Getting a license to take aerial photographs is not as hard as it may seem. The Federal Aviation Administration (FAA) website provides an easy-to-follow application process. After completing a multiple-choice trial and paying the license fee, you will be ready to start taking aerial photographs. The content of the Aerial Photography Field Office (APFO) has been moved to Geospatial Business Operations (GEO) for Agricultural Production and Conservation (FPAC). The indexes are available mosaics of photographs, which can be searched for your specific area of interest in the tile.
When you find your point of interest, a frame number will appear in the image, which corresponds to the frame number of a can of film. It is beneficial to have a map that describes your area of interest (AOI) when locating aerial photographs. Additionally, you should determine the scale and dates of the images you need. For help determining the most useful scale, visit our explanatory page on scales. If you're looking for specific imaging features, such as oblique or color infrared photographs, be sure to read the flight log carefully.
This information can be found under “Physical Details”. If stereo pairs are required, look for 60% overlap. The USGS has aerial photos and images suitable for framing that can be requested without the need for personalized research. This category includes satellite images and photographs of aircraft from selected states, cities, regions and features of the United States and of natural phenomena such as fires and volcanic eruptions. Photographs and other images of the Earth taken from air and space show a lot about landforms, vegetation and the planet's resources. Most satellite scenes can only be obtained in digital format for use in computer-based image processing and geographic information systems, but in some cases they are also available as photographic products.
Black-and-white and infrared color films are used today in high and low altitude aerial photography. In general, the level of detail is higher in low-altitude photographs that cover relatively small areas, while satellite images cover much larger areas but show less detail. The USGS archives photographs of its mapping projects and those of other federal agencies taken since the 1950s. Aerial and satellite images, known as remote sensing images, allow accurate mapping of land cover and make landscape features comprehensible on a regional, continental and even global scale. The National Aerial Photography Program (NAPP) was established in 1987 to coordinate aerial photography in the United States between federal and state agencies. In addition, the USGS National Map and the USGS EROS Data Center have aerial photographs available for download.

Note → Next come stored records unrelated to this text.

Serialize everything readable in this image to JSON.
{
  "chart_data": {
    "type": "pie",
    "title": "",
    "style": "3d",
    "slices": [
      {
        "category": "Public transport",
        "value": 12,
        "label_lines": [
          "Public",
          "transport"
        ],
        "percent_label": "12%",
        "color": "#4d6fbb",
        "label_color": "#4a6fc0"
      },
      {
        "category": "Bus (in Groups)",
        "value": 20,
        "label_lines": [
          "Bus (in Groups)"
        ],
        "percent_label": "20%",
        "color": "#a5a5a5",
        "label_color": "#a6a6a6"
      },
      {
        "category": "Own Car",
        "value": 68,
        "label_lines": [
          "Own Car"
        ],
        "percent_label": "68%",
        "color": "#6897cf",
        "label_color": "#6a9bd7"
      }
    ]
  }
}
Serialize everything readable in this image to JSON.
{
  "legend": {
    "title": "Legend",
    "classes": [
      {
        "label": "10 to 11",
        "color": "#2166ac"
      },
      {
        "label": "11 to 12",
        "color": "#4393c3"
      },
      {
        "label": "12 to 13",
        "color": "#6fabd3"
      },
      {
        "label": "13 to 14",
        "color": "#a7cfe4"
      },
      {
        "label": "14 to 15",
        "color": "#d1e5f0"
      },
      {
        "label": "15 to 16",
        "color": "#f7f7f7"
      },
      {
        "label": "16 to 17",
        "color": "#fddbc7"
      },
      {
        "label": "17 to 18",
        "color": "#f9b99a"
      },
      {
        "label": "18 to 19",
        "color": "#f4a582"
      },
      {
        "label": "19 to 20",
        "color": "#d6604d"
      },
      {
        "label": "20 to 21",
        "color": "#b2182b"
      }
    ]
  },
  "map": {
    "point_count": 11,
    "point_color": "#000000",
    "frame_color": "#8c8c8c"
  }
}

Because aerial photographs show the texture of the soil in much more detail than maps, orthophotos are useful for updating maps and studying surface features that are not necessarily visible on maps. The scales of aerial photography images ordered as 9-inch square photographic products are also listed. The data from satellite scanners is usually displayed as images whose colors resemble those of aerial photographs in infrared color, but the colors of a given image can be manipulated with a computer to improve the characteristics of the landscape. The USDA, through the Field Office of Aerial Photography (APFO), provides access to aerial photographs acquired through the National Agricultural Inventory Program (NAIP).While certain satellite images are distributed as photographic films or prints, they are most often distributed as digital products. Obtaining a license for aerial photography is not complicated if you know what steps to take. You must first complete a multiple-choice trial on the FAA website before paying your license fee.
It is also important to have a map that describes your area of interest (AOI), determine the scale and dates of the images you need, read flight logs carefully for specific imaging features such as oblique or color infrared photographs, look for 60% overlap if stereo pairs are required, and understand what type of product you need - digital or photographic. The USGS has many resources available for obtaining aerial photos and images without personalized research. These include satellite images, photographs from selected states, cities, regions and features of the United States, natural phenomena such as fires and volcanic eruptions, black-and-white and infrared color films used in high and low altitude aerial photography, orthophotos useful for updating maps and studying surface features not visible on maps, data from satellite scanners displayed as images with colors resembling those of aerial photographs in infrared color, and access to aerial photographs acquired through the National Agricultural Inventory Program (NAIP).